The British Library has admitted an historic diary was damaged while in its care, but refused to confirm reports the book had been left in a car boot.
The Library said its report into the damage was confidential
Owner Peter J Tyldesley handed over the manuscript in 1994, believing it would be safer in the Library than his home.
The solicitor told The Times he "wanted to weep" when he discovered oily stains on the pages seven months ago.
He claimed the book had been removed from the library. A Library spokeswoman said there had been an investigation.
"The diary was damaged. It was discovered earlier this year," she said. "We are working with the owner to restore the damage."
She confirmed there had been an internal investigation, but said the details would remain "confidential".
A member of staff had since left the Library, the spokeswoman added.
However, she refused to confirm allegations in the Times that the diary had been stored in the boot of a car.
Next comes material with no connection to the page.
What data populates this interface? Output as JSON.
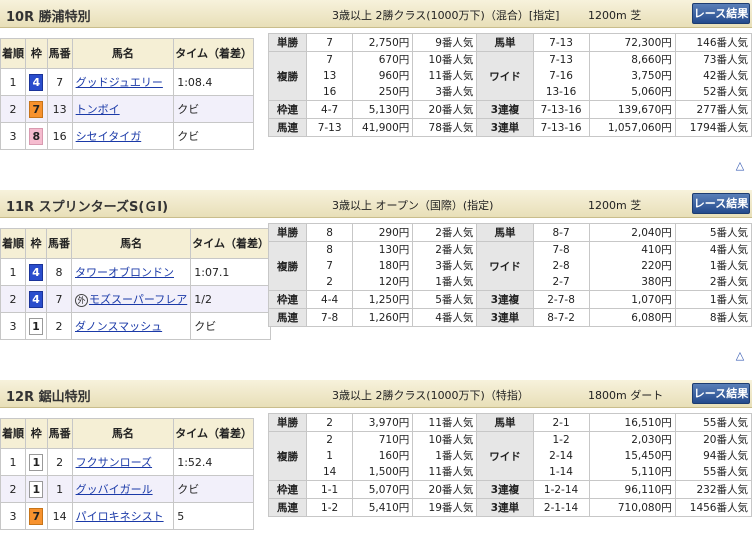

The 18th century manuscript was written by Mr Tyldesley's ancestor, Thomas Tyldesley, a prominent Jacobite who used the diary to record his preparations for the 1715 rebellion.
Among the entries, the diarist noted the celebrations he attended after learning of the death of Queen Anne - an event which was expected to trigger the uprising.
"Wee spent 2s (shillings) each," he wrote, "beeing invitted to a pige feast" .
In May this year, the British Library issued a statement describing the damage to the diary.
The original binding had been removed and replaced, it said, although this action "was authorised neither by Mr Tyldesley nor the Library".
"The staining appears to have occurred when the diary was not in its archive box. In addition to the staining the diary has at some stage unfortunately been damaged by damp, mould and mildew."
"The diary was in good condition in 2002," the statement continued. "The damage occurred sometime thereafter."
Mr Tyldesley has criticised the Library for not making public its report into how the book came to be damaged.
"There certainly seems to have been a complete absence of effective management controls," he told The Times.
"Obviously the wider concern must be whether this was a one-off incident."